Otro efecto interesante del test de Bechdel, al hilo del (auto)cuestionamiento, es que quizá empieces a oír una vocecita excusadora disfrazada de pertinente, apelando a lo habitual, a lo que la audiencia pide o a lo que el género cinematográfico justifica. Y es que repasando algunos de los títulos que, según el vídeo de la genial Anita Sarkeesian de Feminist Frequency, no superan el test y consultando los aprobados y suspensos en la web colaborativa ‘Bechdel Test Movie List’, juro que oí a una Suri decir a otra: «mujer, es que ‘Piratas del Caribe’ es eso, una peli de piratas, ‘El Padrino’ de mafiosos y ‘La delgada línea roja’ es bélica; normal que haya pocos personajes femeninos relevantes…». Es tu pequeño o mediano machista interior envalentonado. Y, volvemos a lo colectivo, se le combate mejor en compañía. Busca historias de mafiosas y piratas. Imagina un cine bélico con representación femenina. No un cine bélico social y pretendidamente femenino/feminista como ‘Las trece rosas’ -a menudo, como es el caso, centrado en reivindicar algún episodio histórico-, no. Un cine bélico -por mencionar un género concreto- “mixto” en el que junto a la viuda plañidera y la madre cuidadora, convivan otras realidades. Y no es que nos parezcan incorrectos estos roles en sí mismos, en absoluto. Pero lo que resulta insoportable es lo fácilmente que se puede prever en qué escenas de una película bélica, restringidas a qué espacios, y para dar salida a qué conflictos de la trama, será la voz de una mujer la que nos hable.

De todas formas, encomendarnos al test de Bechdel a la hora de determinar si tal o cual producto cinematográfico es machista o no parece un error. Probablemente no sirva siquiera para marcar aquellas películas que ofrecen modelos de mujer complejos, con matices, frente otras pobladas por personajes planos. Al fin y al cabo buena parte del cine ‘para mujeres’ (sic) pasa el test de Bechdel, pero suponemos que ni Alison ni nadie con dos dedos de feminismo debe (de) estar muy satisfecha con los modelos de mujer que ofrecen películas como ’Sexo en Nueva York’, o ’Sucker Punch’, por mucho que ambas aprueben el test.

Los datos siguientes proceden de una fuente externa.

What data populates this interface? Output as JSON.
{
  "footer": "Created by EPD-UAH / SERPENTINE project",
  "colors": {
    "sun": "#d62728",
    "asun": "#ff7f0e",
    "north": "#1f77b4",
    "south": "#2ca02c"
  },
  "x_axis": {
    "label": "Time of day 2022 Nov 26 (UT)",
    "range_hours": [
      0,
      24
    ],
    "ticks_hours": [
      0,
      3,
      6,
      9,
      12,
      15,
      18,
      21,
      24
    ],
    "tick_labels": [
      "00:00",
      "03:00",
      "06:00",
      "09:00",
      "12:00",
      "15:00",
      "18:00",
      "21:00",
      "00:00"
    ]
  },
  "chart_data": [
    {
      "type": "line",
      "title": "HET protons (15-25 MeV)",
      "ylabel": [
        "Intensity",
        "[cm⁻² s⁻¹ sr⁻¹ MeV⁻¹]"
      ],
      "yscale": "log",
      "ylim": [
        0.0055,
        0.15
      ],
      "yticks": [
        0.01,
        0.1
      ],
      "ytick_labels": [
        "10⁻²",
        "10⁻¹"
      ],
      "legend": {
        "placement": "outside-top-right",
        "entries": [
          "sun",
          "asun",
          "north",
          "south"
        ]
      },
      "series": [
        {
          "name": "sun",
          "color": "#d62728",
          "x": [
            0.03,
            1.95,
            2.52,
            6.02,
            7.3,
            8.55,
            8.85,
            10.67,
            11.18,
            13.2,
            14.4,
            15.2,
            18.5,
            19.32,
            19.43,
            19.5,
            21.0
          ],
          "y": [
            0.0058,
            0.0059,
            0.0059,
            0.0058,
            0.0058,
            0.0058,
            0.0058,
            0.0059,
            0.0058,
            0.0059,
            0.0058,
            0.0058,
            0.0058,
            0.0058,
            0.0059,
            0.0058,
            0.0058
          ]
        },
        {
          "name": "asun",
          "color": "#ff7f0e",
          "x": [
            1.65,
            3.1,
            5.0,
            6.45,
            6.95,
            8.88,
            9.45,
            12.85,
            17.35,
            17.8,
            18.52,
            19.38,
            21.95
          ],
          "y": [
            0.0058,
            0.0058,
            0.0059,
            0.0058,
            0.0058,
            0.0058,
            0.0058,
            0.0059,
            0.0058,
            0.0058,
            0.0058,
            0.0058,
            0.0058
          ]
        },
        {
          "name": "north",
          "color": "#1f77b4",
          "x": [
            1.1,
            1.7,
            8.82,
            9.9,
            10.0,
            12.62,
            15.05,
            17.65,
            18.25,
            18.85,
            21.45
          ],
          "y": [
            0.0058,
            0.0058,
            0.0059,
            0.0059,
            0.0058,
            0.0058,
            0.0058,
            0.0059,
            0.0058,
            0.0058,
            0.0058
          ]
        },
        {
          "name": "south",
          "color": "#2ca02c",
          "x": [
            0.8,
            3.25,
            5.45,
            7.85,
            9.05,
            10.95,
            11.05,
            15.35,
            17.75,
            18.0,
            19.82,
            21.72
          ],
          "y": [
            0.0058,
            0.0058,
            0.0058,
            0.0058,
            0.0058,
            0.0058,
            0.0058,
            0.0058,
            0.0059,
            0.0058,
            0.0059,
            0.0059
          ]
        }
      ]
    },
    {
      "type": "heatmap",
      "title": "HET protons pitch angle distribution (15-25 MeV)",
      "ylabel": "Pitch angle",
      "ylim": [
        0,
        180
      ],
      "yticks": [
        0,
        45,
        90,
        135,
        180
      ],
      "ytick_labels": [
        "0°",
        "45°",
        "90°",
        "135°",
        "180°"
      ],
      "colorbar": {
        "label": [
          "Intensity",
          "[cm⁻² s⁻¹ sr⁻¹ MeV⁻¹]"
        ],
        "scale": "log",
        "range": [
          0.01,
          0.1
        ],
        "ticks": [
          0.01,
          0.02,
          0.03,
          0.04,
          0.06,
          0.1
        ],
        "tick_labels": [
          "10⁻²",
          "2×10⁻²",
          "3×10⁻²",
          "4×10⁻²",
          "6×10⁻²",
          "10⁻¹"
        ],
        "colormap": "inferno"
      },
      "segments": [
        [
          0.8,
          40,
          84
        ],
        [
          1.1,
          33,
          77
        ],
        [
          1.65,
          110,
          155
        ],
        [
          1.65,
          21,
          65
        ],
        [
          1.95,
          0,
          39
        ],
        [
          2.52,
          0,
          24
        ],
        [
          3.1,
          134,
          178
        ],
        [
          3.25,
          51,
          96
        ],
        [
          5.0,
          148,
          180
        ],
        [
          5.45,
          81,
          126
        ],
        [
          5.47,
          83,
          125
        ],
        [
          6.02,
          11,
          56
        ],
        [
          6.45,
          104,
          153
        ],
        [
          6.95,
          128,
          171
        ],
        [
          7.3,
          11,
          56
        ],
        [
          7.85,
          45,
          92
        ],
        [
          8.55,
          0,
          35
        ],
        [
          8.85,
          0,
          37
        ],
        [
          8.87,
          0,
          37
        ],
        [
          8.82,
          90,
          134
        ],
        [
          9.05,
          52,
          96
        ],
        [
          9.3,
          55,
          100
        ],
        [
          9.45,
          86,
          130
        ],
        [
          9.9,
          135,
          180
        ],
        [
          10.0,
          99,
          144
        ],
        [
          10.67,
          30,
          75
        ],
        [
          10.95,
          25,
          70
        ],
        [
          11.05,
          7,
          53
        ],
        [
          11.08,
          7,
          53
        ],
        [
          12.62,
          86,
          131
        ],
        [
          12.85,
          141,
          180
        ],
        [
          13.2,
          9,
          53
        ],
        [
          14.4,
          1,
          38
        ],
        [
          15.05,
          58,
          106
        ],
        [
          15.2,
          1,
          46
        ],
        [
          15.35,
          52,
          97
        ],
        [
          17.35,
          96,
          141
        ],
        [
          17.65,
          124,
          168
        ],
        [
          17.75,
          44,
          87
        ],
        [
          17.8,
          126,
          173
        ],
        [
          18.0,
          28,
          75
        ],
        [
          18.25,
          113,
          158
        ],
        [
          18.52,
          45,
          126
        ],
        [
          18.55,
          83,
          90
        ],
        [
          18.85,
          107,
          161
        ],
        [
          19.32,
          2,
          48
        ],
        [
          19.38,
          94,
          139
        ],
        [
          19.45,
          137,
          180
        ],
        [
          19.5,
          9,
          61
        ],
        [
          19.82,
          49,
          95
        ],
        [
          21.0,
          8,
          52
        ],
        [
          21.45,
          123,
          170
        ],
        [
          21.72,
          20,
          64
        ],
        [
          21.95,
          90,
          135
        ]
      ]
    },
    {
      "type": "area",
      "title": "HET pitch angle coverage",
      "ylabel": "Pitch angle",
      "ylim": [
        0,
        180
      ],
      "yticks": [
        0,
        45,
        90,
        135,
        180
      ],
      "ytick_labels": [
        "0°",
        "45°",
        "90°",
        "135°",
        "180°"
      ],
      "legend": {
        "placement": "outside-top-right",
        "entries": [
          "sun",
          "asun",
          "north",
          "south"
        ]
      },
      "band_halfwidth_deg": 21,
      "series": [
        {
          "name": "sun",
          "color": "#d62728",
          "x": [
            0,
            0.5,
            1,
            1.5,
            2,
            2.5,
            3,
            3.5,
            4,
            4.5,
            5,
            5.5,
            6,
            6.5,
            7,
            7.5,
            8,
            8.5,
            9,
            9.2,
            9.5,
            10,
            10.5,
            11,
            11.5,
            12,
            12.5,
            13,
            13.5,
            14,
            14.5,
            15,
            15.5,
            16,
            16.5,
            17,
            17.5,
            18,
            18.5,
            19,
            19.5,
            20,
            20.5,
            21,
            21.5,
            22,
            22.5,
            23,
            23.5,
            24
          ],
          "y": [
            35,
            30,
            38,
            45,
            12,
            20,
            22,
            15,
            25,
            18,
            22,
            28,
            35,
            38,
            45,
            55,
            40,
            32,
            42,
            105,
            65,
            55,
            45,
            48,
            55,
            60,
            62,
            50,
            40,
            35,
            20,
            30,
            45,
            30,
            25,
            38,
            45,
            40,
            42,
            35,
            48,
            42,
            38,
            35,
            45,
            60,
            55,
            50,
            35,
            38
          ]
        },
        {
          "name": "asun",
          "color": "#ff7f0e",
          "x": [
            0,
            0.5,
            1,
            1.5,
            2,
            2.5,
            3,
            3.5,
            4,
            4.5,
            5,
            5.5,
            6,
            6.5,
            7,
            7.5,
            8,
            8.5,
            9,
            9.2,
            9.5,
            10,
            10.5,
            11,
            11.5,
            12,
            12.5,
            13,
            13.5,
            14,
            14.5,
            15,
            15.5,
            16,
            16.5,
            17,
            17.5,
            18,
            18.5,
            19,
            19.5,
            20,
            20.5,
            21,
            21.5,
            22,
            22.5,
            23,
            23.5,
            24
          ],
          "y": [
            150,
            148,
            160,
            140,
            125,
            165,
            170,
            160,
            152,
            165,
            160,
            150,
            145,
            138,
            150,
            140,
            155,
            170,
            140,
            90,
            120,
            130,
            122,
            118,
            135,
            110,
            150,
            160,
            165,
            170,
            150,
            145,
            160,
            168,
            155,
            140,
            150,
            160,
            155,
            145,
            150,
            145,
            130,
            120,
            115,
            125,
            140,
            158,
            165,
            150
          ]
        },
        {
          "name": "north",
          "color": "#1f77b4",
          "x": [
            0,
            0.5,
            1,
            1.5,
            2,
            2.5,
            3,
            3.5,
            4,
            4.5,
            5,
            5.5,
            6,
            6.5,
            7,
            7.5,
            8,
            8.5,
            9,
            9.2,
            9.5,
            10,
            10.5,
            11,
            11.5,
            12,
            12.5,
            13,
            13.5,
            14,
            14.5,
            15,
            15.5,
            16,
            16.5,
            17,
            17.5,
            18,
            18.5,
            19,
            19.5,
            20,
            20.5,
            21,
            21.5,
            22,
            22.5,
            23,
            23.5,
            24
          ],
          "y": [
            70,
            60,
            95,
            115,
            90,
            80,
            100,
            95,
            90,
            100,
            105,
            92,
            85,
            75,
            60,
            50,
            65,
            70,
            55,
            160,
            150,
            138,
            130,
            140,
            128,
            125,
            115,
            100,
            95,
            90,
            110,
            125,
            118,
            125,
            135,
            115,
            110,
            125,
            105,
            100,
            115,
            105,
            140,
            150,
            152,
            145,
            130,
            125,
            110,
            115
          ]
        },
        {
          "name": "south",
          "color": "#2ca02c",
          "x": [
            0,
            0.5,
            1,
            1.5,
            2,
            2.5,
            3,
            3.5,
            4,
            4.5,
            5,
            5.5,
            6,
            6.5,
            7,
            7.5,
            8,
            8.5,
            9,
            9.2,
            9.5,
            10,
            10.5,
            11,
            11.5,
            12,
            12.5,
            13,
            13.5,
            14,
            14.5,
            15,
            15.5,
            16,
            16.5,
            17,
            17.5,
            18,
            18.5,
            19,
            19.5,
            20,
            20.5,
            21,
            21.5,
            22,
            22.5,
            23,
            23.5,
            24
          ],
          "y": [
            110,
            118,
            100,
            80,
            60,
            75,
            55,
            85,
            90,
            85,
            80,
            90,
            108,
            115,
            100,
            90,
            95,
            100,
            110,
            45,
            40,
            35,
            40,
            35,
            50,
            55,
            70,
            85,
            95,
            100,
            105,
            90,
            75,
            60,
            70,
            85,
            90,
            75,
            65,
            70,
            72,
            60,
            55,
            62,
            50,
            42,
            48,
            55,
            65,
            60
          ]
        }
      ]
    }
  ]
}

Tampoco se trata de ni de impedirnos el disfrute de estos productos ni de asfixiar la creación artística con exigencias sociales. La cuestión no es que la cultura ofrezca exclusivamente modelos de mujer combativa, inteligente, creativa, con éxito, autónoma, etc.; de hecho esto es un arma de doble filo. La cuestión es que la creación artística no silencie toda realidad femenina incómoda o considerada excepcional. ¿Excepcional desde y hasta cuándo? ¿Familiar y reconocible para quién y con qué modelo de referencia? Bajo la premisa de reflejar la realidad se cometen anacronismos tan ridículos como dañinos que perpetúan ese carácter excepcional que desde el test, desde estas líneas y muchas otras mejores, se pone en jaque.

No se trata de reclamar personajes de mujer “fuerte”, lo que quiera que en cada caso se entienda por esto; ¿es Sarah Palin “fuerte”? Probablemente, dependiendo del ámbito. ¿Es un modelo deseable desde una perspectiva de género? No, dioses, no -aunque sí para Camille Paglia-. ¿Pasaría el test de Bechdel su personaje? Pues depende de si se deciden a ofrecernos una conversación, que cumpla los requisitos temáticos, entre ella y otra mujer. Pero sin duda es un personaje con historia propia -como pueden serlo todos-, y no es accesorio -a no ser que te empeñes en dibujarla como un anodino apéndice de McCain-. Únicamente hay que tener la voluntad de reflejar su historia desde su punto de vista y con matices.

En fin, se trata de señalar que la presencia de la mujer en la creación audiovisual es con escandalosa frecuencia absolutamente accesoria y secundaria. Y se trata de tomar conciencia, mirando alrededor, de que es casi más difícil mantener este retrato mutilado y desfasado que lo contrario.